Some of the Anglo-Saxons kept worshiping pagan gods, while some of them instead converted to christianity.
Anglo saxon kingdoms #
So, time passed, and there was a melting pot of kingdoms. In a period, called Heptarchy, there were seven big kingdoms.
Those kingdoms were weak, because constantly battling each other were assured to fall under the Vikings, who already raided Northern Britain in 793, stealing everything and destroying monasteries, since they were scared of christianity.
Alfred the Great #
There was the need of political unity, so Alfred the Great, from the Wessex, the most powerful of the seven kingdoms, started allying with the other kingdoms, and in 829 finally reunited the Heptarchy in Wessex.

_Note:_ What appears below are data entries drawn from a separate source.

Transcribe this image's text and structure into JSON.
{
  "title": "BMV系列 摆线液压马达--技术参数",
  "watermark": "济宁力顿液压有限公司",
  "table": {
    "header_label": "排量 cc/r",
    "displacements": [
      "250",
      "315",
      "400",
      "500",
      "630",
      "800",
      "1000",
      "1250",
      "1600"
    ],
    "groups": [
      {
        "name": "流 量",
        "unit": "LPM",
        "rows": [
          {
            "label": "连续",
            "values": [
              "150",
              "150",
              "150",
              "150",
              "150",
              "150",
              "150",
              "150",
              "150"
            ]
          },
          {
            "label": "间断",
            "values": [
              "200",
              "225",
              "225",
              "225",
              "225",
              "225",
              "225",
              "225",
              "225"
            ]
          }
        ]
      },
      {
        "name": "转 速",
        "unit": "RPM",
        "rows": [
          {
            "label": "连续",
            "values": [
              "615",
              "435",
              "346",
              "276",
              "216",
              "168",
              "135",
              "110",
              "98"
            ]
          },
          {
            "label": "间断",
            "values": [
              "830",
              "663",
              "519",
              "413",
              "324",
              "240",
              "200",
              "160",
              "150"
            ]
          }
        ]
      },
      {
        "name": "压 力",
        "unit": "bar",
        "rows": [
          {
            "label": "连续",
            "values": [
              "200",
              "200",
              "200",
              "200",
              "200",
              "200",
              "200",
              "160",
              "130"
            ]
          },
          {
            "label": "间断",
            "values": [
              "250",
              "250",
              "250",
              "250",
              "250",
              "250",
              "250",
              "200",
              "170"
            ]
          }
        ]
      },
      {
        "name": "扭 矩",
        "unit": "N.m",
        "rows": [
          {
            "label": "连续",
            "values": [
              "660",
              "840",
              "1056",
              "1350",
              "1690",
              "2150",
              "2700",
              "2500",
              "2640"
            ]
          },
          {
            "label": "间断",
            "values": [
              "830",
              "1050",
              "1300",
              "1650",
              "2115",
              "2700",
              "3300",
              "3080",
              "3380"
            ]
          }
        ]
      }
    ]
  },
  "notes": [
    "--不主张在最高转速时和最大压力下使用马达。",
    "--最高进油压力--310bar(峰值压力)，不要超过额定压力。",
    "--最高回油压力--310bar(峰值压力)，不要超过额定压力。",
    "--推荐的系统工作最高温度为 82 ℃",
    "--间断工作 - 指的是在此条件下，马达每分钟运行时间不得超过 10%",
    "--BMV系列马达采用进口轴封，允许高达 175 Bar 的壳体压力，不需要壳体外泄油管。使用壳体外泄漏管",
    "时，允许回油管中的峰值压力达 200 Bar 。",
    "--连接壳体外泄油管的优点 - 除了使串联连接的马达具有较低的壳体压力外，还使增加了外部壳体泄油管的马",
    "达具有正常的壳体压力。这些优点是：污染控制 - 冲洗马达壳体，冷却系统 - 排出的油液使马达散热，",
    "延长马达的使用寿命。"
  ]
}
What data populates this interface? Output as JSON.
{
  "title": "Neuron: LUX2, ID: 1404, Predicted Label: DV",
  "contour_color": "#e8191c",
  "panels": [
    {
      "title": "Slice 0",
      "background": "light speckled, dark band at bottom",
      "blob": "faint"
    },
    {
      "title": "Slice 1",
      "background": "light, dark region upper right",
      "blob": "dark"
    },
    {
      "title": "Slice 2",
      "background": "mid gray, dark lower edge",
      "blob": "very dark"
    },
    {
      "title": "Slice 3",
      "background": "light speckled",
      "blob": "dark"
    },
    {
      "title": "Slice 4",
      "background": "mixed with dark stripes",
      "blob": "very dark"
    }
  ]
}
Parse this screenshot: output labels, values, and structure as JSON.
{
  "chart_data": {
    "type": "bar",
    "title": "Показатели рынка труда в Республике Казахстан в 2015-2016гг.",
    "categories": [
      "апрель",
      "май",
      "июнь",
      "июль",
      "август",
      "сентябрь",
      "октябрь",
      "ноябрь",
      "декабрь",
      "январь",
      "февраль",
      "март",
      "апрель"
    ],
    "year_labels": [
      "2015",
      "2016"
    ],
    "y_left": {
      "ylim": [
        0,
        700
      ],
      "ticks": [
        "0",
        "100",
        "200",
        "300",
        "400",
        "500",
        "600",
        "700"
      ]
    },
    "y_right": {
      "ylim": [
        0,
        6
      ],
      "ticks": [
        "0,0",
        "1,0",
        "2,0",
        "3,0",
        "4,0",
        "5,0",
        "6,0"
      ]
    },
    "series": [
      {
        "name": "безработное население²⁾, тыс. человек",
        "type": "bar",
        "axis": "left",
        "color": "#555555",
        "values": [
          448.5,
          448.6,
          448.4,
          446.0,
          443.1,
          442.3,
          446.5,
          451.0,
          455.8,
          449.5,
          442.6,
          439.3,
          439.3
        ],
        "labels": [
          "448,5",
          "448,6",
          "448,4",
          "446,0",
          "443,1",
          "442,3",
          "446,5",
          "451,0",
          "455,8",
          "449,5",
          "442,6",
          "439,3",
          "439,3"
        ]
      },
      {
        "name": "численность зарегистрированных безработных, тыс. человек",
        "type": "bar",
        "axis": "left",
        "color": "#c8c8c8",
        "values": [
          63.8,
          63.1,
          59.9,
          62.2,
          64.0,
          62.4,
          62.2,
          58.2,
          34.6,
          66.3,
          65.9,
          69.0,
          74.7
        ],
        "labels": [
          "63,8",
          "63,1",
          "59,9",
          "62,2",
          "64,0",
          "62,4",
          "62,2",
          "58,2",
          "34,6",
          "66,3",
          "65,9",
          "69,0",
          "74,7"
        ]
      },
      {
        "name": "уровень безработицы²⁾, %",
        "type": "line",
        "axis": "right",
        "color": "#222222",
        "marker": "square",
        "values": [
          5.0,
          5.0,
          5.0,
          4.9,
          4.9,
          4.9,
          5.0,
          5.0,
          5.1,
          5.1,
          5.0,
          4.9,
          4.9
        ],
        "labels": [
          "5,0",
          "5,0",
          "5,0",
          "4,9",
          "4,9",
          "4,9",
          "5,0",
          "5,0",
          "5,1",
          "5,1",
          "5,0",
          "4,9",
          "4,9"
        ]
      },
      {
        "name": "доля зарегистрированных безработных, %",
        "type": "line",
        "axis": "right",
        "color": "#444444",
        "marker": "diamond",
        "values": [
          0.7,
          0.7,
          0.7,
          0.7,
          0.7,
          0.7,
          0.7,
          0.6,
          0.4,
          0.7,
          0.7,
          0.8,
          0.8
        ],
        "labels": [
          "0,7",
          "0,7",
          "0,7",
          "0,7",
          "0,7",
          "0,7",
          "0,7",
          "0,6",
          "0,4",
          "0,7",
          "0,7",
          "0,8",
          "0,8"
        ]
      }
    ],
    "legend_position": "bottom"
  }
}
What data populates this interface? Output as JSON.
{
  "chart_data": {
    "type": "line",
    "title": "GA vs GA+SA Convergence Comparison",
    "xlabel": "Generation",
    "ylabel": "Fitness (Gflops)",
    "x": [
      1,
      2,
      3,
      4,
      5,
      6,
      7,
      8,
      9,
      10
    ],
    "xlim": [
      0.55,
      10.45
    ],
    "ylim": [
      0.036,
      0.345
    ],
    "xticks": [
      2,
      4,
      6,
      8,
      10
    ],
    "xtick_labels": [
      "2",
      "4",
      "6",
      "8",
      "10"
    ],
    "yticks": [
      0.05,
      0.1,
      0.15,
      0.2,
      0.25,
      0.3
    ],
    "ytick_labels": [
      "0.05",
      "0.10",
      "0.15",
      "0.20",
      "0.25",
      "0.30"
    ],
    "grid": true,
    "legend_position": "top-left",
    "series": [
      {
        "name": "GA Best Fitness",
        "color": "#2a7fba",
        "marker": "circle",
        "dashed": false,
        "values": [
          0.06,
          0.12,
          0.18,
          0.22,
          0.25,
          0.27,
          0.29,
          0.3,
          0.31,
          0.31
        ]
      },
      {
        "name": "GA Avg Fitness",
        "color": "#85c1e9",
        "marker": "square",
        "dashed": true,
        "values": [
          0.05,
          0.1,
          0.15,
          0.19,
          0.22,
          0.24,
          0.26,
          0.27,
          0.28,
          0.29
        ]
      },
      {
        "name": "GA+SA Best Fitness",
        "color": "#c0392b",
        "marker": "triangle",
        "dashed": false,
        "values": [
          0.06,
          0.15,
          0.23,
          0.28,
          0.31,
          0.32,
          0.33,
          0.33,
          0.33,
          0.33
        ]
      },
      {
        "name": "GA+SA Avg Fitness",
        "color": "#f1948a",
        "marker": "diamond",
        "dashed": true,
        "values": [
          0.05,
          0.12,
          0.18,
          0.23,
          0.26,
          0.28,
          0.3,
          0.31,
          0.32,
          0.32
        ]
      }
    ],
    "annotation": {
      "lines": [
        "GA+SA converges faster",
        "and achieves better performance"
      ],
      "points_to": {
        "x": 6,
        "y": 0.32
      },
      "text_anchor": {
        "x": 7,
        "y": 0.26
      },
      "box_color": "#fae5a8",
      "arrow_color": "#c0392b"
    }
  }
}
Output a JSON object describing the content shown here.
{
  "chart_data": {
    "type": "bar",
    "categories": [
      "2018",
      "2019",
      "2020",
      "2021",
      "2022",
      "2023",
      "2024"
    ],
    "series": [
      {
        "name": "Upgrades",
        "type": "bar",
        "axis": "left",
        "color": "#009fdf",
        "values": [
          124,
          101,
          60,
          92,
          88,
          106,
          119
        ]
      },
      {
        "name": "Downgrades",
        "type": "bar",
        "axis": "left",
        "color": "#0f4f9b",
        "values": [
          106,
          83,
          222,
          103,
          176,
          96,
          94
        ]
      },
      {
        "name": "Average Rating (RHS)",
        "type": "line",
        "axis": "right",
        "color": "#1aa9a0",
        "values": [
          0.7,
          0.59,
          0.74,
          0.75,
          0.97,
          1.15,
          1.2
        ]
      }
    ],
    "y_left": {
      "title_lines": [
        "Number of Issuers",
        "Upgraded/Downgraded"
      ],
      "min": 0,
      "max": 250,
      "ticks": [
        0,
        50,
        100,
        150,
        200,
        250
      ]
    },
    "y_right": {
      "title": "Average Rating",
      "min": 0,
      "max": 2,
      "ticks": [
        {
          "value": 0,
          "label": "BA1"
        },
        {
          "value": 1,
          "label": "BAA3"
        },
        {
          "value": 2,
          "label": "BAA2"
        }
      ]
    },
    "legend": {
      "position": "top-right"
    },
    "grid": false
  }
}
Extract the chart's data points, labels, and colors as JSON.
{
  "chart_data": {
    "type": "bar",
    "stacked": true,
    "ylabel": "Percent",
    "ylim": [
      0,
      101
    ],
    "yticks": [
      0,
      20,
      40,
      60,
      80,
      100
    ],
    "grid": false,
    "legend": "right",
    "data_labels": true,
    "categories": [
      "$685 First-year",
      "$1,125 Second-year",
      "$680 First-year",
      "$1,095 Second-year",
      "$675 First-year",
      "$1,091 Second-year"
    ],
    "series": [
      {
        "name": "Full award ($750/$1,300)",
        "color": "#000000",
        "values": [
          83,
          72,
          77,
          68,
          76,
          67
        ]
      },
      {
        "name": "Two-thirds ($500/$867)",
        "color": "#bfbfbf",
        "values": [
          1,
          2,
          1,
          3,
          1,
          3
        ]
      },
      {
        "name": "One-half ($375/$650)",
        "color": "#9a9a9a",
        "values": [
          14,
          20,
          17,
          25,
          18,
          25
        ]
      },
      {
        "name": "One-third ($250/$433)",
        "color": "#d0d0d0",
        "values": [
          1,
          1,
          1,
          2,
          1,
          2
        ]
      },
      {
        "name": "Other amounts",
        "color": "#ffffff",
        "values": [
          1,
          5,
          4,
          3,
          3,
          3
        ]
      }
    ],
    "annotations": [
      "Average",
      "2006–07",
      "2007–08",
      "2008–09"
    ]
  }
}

Alfred organized the war against Vikings, recruiting warriors and building a great fleet. It worked: in the crucial battle of Eddington, Vikings lost against Anglo-Saxons.
Alfred the Great was very important also for culture: he encouraged building schools and he promoted the writing of Anglo Saxons Chronicles: kind of a book where the most important historical events were written. Thanks to the Anglo Saxons Chronicles we know many things about the Anglo Saxon society and kings.
After him, however, other kings lost against Vikings, and agreed on a compromise, the Danegald: a tax to keep Vikings northern of Hadrian’s wall.
The Norman Conquest #
Harold, the last Wessex king, was killed in the battle of Eddington, since then the Norman Conquest of England began.
We’d like to know also why William, the Duke of Normandy, invaded England and fought against Harold, right?
The Bayeux Tapestry is -no shit, Sherlock!- a tapestry 70 meters wide and 50 centimeters high - wool onto linen, telling the whole story: why, when and how William conquered England. This is a quick list of the events told in the Tapestry about the causes of the invasion.
- Harold is crowned king oath he’s bound to William
- Harold sends a messenger to France
- William is furious at Harold’s betrayal
- William orders to build a fleet to attack Harold
- The Norman invasion begins across the channel
Hastings is a little city in the East Sussex. The Battle of Hastings, crucial for the Norman invasion, lasted the whole day, instead of just a couple of hours as a typical medieval battle, and ended the 14th of October 1066.
Both parties had about the same attack-power and the battle was balanced; in fact, the outcome of the battle became clear after Harold got an arrow in the eye, and died.